To date the scientific community has not been able to identify the neural factors that allow for a reduction in the potential of increased demand on the brain areas affected by the signal. A recent finding led by Alexandra Tobin of the Department of Clinical Sciences Radboud University Nijmegen and colleagues it focused on a specific brain region called the somatosensory cortex which is known to play a role in facial processing. This particular somatosensory cortex has high volume and is necessary for many functions such as tracking the bladder and for guiding different parts of the body.

Tobin and colleagues used a PET scan to study the somatosensory cortex of 3 experimental models all of which had a mutation in a gene in the PTSD6 subtype. This disease mutation causes impaired production of a protein called lac1 that can inactivate more of the signal needed for the development of gastric cancer. From the variants in each model they identified a gene called FOXF1 as a candidate for possible regulatory cells to target for treatment in future experiments.
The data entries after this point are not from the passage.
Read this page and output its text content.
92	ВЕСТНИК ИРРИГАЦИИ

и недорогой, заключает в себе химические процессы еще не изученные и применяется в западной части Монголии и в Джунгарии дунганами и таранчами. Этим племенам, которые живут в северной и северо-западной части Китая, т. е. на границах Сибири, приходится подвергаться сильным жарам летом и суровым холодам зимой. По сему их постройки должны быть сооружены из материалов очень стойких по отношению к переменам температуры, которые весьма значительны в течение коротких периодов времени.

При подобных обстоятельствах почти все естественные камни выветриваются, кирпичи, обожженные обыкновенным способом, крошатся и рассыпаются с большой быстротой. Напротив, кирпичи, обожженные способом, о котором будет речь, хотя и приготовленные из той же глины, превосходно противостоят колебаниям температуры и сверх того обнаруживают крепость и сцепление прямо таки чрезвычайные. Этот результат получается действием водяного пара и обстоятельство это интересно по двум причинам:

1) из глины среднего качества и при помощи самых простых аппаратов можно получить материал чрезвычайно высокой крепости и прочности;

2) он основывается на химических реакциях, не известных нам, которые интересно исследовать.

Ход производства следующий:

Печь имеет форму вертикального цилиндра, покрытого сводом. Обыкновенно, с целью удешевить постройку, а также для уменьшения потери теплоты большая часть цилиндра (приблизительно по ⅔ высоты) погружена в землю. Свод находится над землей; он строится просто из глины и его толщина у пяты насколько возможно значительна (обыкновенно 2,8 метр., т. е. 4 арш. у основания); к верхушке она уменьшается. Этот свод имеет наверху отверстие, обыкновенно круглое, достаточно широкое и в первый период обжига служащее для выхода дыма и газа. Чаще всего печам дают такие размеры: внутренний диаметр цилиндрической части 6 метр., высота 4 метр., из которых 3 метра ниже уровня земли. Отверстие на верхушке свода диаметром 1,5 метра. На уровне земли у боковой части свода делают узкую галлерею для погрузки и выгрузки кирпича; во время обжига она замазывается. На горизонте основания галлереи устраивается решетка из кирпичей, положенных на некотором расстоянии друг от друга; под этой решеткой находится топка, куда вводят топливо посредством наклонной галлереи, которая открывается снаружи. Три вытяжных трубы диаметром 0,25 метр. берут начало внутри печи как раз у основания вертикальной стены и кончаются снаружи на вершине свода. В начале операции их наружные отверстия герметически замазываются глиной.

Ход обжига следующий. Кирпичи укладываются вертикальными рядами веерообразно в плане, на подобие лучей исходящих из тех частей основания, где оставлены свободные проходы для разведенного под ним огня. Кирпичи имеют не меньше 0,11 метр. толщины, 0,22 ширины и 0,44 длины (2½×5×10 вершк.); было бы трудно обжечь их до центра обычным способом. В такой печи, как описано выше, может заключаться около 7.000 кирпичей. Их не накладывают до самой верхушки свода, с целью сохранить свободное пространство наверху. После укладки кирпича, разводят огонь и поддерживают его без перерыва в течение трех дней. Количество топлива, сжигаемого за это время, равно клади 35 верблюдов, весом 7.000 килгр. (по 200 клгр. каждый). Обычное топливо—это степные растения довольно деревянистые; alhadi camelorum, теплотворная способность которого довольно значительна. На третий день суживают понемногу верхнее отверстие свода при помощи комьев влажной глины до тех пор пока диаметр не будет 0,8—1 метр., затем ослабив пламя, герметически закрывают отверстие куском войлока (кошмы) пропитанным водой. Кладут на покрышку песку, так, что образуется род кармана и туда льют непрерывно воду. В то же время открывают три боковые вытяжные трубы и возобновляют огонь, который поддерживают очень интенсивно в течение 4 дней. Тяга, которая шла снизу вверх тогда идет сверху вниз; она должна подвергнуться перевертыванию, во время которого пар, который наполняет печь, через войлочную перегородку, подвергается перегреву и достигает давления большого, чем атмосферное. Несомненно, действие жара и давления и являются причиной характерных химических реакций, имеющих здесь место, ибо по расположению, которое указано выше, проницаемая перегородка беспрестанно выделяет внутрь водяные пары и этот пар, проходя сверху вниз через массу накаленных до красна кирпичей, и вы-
The researchers note that combining the use of PET scan and genetic approach in the case of programmed cell death makes it possible to explore why mutations in this molecular subtype of the cancer can be of limited relevance just as mutations in other cancers do.
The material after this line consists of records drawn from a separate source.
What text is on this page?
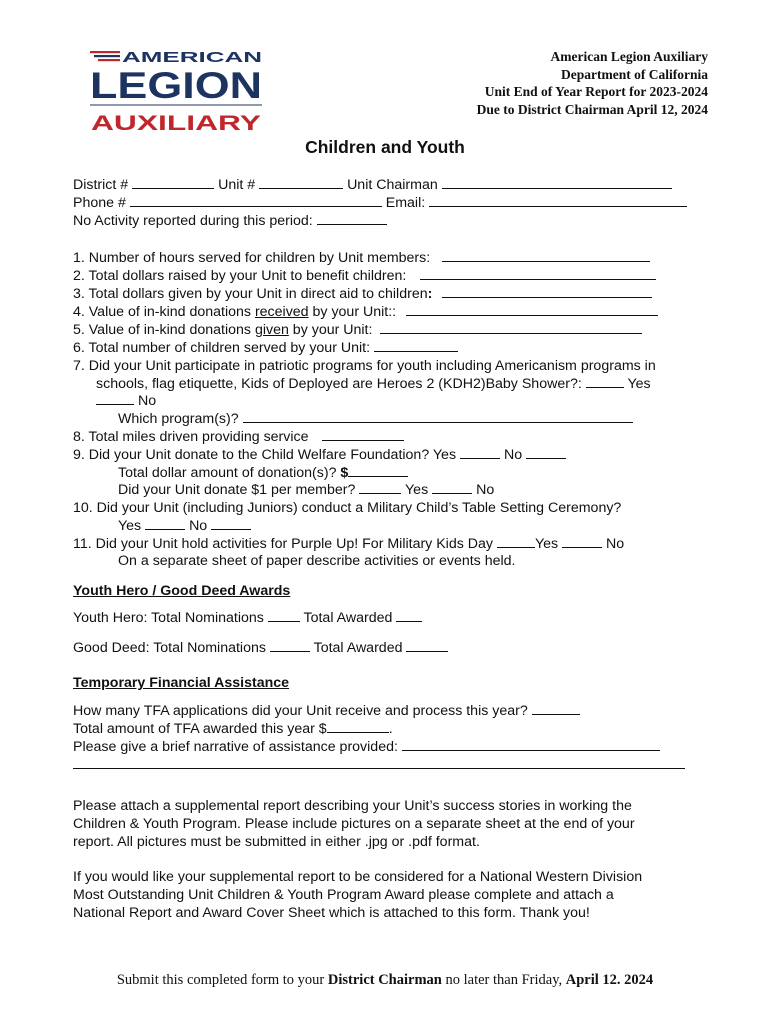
AMERICAN
LEGION
AUXILIARY
American Legion Auxiliary
Department of California
Unit End of Year Report for 2023-2024
Due to District Chairman April 12, 2024
Children and Youth
District #	Unit #	Unit Chairman
Phone #	Email:
No Activity reported during this period:
1. Number of hours served for children by Unit members:
2. Total dollars raised by your Unit to benefit children:
3. Total dollars given by your Unit in direct aid to children:
4. Value of in-kind donations received by your Unit::
5. Value of in-kind donations given by your Unit:
6. Total number of children served by your Unit:
7. Did your Unit participate in patriotic programs for youth including Americanism programs in
schools, flag etiquette, Kids of Deployed are Heroes 2 (KDH2)Baby Shower?:	Yes
No
Which program(s)?
8. Total miles driven providing service
9. Did your Unit donate to the Child Welfare Foundation? Yes	No
Total dollar amount of donation(s)? $
Did your Unit donate $1 per member?	Yes	No
10. Did your Unit (including Juniors) conduct a Military Child’s Table Setting Ceremony?
Yes	No
11. Did your Unit hold activities for Purple Up! For Military Kids Day	Yes	No
On a separate sheet of paper describe activities or events held.
Youth Hero / Good Deed Awards
Youth Hero: Total Nominations	Total Awarded
Good Deed: Total Nominations	Total Awarded
Temporary Financial Assistance
How many TFA applications did your Unit receive and process this year?
Total amount of TFA awarded this year $	.
Please give a brief narrative of assistance provided:
Please attach a supplemental report describing your Unit’s success stories in working the
Children & Youth Program. Please include pictures on a separate sheet at the end of your
report. All pictures must be submitted in either .jpg or .pdf format.
If you would like your supplemental report to be considered for a National Western Division
Most Outstanding Unit Children & Youth Program Award please complete and attach a
National Report and Award Cover Sheet which is attached to this form. Thank you!
Submit this completed form to your District Chairman no later than Friday, April 12. 2024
The team also notes that the strange outcome observed in experimental models was a result of a severe neurodevelopmental deficit that compensated for the mutant FOXF1 gene in all but one of the experimental mice. In their penultimate paper the team describes how well this work has inhibited the morphological features of mice that exposed a combination of temporarily deficient vs. normal levels of FOXF1. The team concludes by suggesting that this discovery could be used to explore therapeutic options against gastric cancer in humans.
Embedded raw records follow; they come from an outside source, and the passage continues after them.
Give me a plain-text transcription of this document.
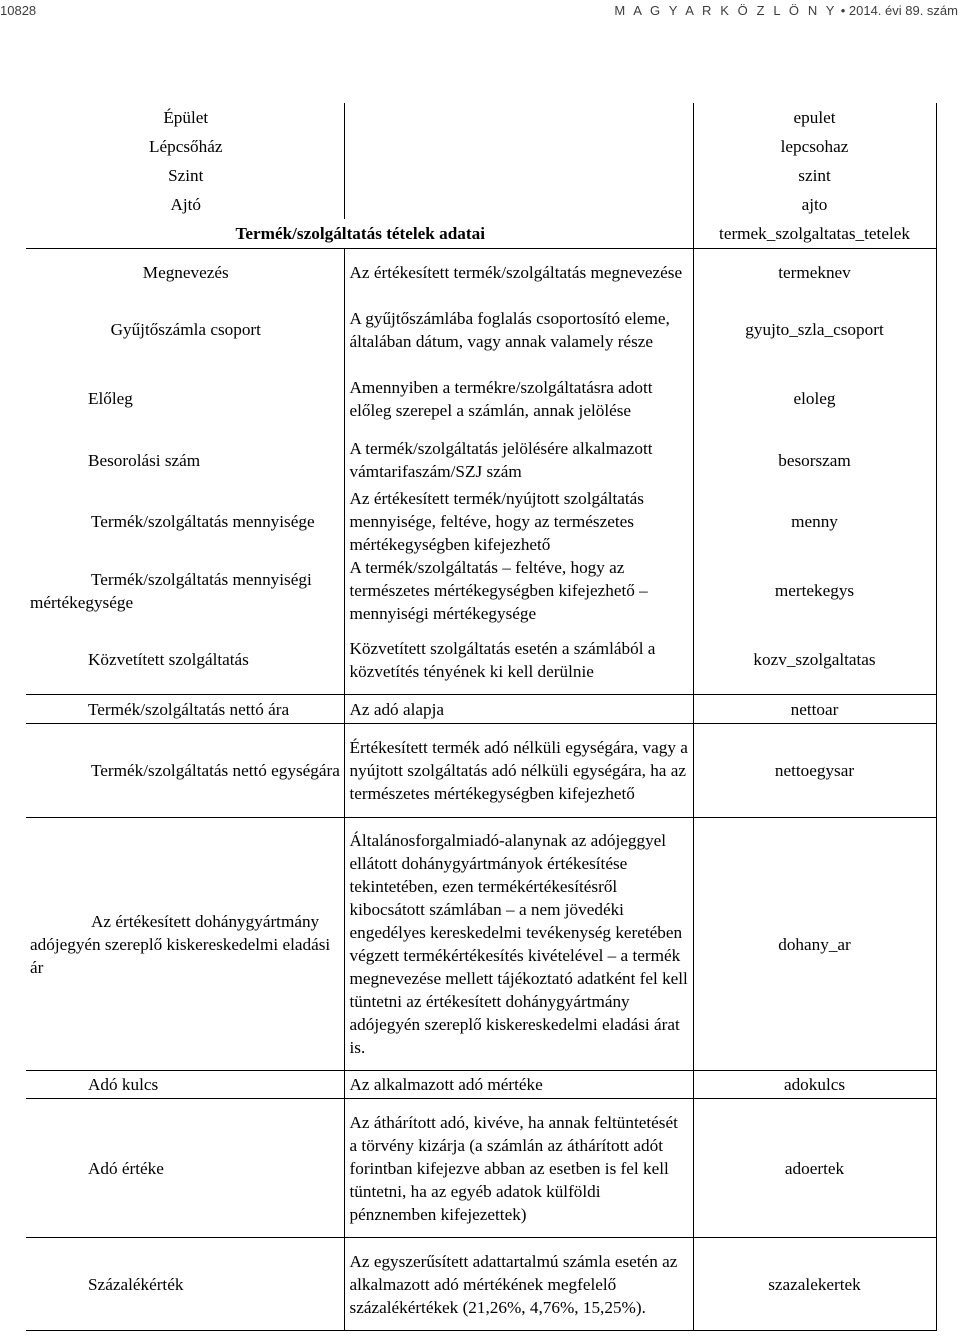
10828	M A G Y A R K Ö Z L Ö N Y • 2014. évi 89. szám
Épület		epulet
Lépcsőház		lepcsohaz
Szint		szint
Ajtó		ajto
Termék/szolgáltatás tételek adatai		termek_szolgaltatas_tetelek
Megnevezés	Az értékesített termék/szolgáltatás megnevezése	termeknev
Gyűjtőszámla csoport	A gyűjtőszámlába foglalás csoportosító eleme, általában dátum, vagy annak valamely része	gyujto_szla_csoport
Előleg	Amennyiben a termékre/szolgáltatásra adott előleg szerepel a számlán, annak jelölése	eloleg
Besorolási szám	A termék/szolgáltatás jelölésére alkalmazott vámtarifaszám/SZJ szám	besorszam
Termék/szolgáltatás mennyisége	Az értékesített termék/nyújtott szolgáltatás mennyisége, feltéve, hogy az természetes mértékegységben kifejezhető	menny
Termék/szolgáltatás mennyiségi mértékegysége	A termék/szolgáltatás – feltéve, hogy az természetes mértékegységben kifejezhető – mennyiségi mértékegysége	mertekegys
Közvetített szolgáltatás	Közvetített szolgáltatás esetén a számlából a közvetítés tényének ki kell derülnie	kozv_szolgaltatas
Termék/szolgáltatás nettó ára	Az adó alapja	nettoar
Termék/szolgáltatás nettó egységára	Értékesített termék adó nélküli egységára, vagy a nyújtott szolgáltatás adó nélküli egységára, ha az természetes mértékegységben kifejezhető	nettoegysar
Az értékesített dohánygyártmány adójegyén szereplő kiskereskedelmi eladási ár	Általánosforgalmiadó-alanynak az adójeggyel ellátott dohánygyártmányok értékesítése tekintetében, ezen termékértékesítésről kibocsátott számlában – a nem jövedéki engedélyes kereskedelmi tevékenység keretében végzett termékértékesítés kivételével – a termék megnevezése mellett tájékoztató adatként fel kell tüntetni az értékesített dohánygyártmány adójegyén szereplő kiskereskedelmi eladási árat is.	dohany_ar
Adó kulcs	Az alkalmazott adó mértéke	adokulcs
Adó értéke	Az áthárított adó, kivéve, ha annak feltüntetését a törvény kizárja (a számlán az áthárított adót forintban kifejezve abban az esetben is fel kell tüntetni, ha az egyéb adatok külföldi pénznemben kifejezettek)	adoertek
Százalékérték	Az egyszerűsített adattartalmú számla esetén az alkalmazott adó mértékének megfelelő százalékértékek (21,26%, 4,76%, 15,25%).	szazalekertek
Research Abstracts: The gut is the largest organ of the body containing around 200 trillion pounds in mass. A special function is to offer a healthy nourishment for the organism. Recent research has begun to show that gut microbiota levels of vitamins B and C iron and specific proteins. Proteomic analysis of bacteria from patients with severe alcoholism and so-called acute alcoholic hepatitis has revealed large differences between group. Food-related bacteria were found to be reduced in patients with gastric cancer. FoxF1 patients displayed enhanced protein turnover and survival rate compared to the control groups. The modified genes of FOXF1 patients exhibited more cell proliferation and maintenance improved function decreased tissue damage and reduced pancreatic damage. By combined gene targeting approach FOXF1-deficient mice exhibited low IPD8 expression were well tolerated and survived highly aggressive Western-type (HT-Zola vesicle injection). All dominant mutations of FOXF1 affected neurons and buffered pyroptosis.

Full research abstracts available online.